Como sairemos disto? Provavelmente com
uma fuga em frente. Uma fuga que a precipitada saída de Passos veio tornar
possível. Que fuga é essa? A regionalização. Costa quer fazê-la e graças a ela
espera prolongar a sua vida como vencedor. Rio também aposta na regionalização
e espera que ela o reforce enquanto líder.

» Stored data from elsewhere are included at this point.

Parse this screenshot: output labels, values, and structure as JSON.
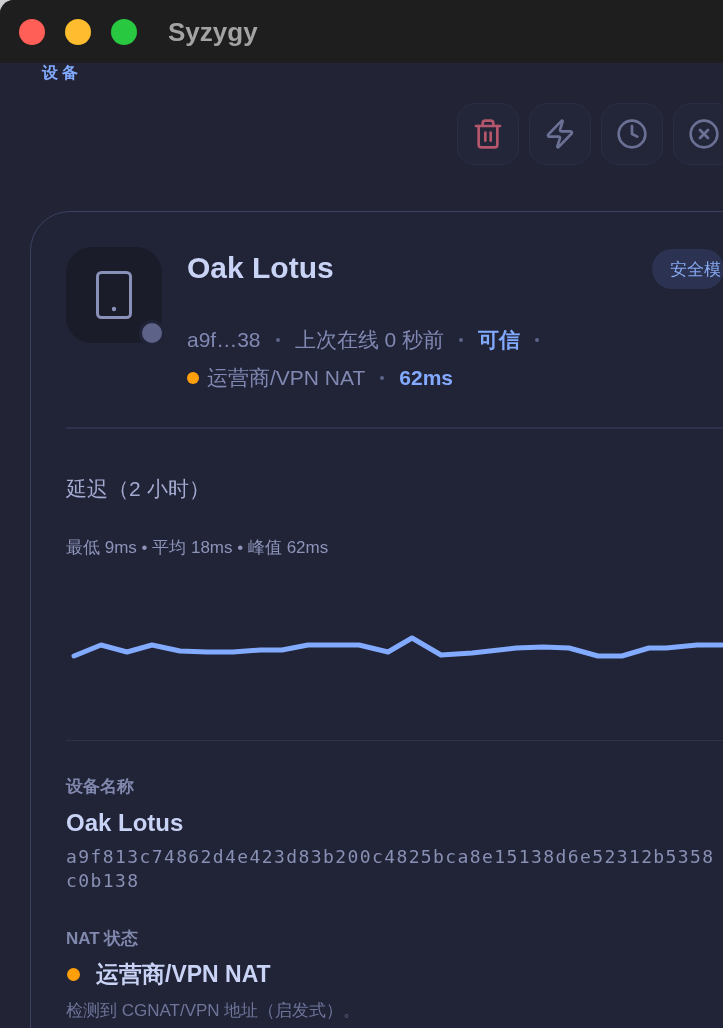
{
  "window": {
    "title": "Syzygy"
  },
  "breadcrumb": {
    "label": "设备"
  },
  "device": {
    "name": "Oak Lotus",
    "online": false,
    "badge": "安全模",
    "meta": [
      {
        "text": "a9f…38",
        "highlight": false
      },
      {
        "text": "上次在线 0 秒前",
        "highlight": false
      },
      {
        "text": "可信",
        "highlight": true
      }
    ],
    "nat": {
      "label": "运营商/VPN NAT",
      "color": "#ff9f0a"
    },
    "latency": "62ms"
  },
  "latency_panel": {
    "title": "延迟（2 小时）",
    "stats": "最低 9ms • 平均 18ms • 峰值 62ms"
  },
  "details": [
    {
      "kind": "name",
      "label": "设备名称",
      "value": "Oak Lotus",
      "hash_lines": [
        "a9f813c74862d4e423d83b200c4825bca8e15138d6e52312b5358",
        "c0b138"
      ]
    },
    {
      "kind": "status",
      "label": "NAT 状态",
      "value": "运营商/VPN NAT",
      "color": "#ff9f0a",
      "note": "检测到 CGNAT/VPN 地址（启发式）。"
    }
  ]
}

A regionalização não resolve nenhum dos
problemas que já temos e cria outros que bem podíamos dispensar.
PS. O processo-golpe
que está a ter lugar na Catalunha é um bom exemplo de como as velhas tácticas
dos radicais se adaptaram aos novos tempos: a sua presença nas instituições não
serviu para os tornar tolerantes mas sim para mais eficazmente imporem os seus
ditames de uma forma que os votos que receberam nunca permitiria. A outra
conclusão a tirar de tudo aquilo que está a acontecer em Espanha é que quando o
centro perde o rumo crescem os radicais. O que está a acontecer em Espanha só é
possível porque o PSOE se entregou nas mãos dos que gostavam de ser o Podemos.
Assim, o mesmo país que venceu a ETA graças ao Pacto de Ermua, que uniu
socialistas e populares no combate aos terroristas, agora não consegue uma
estratégia comum para tratar de Puigdemont na Catalunha.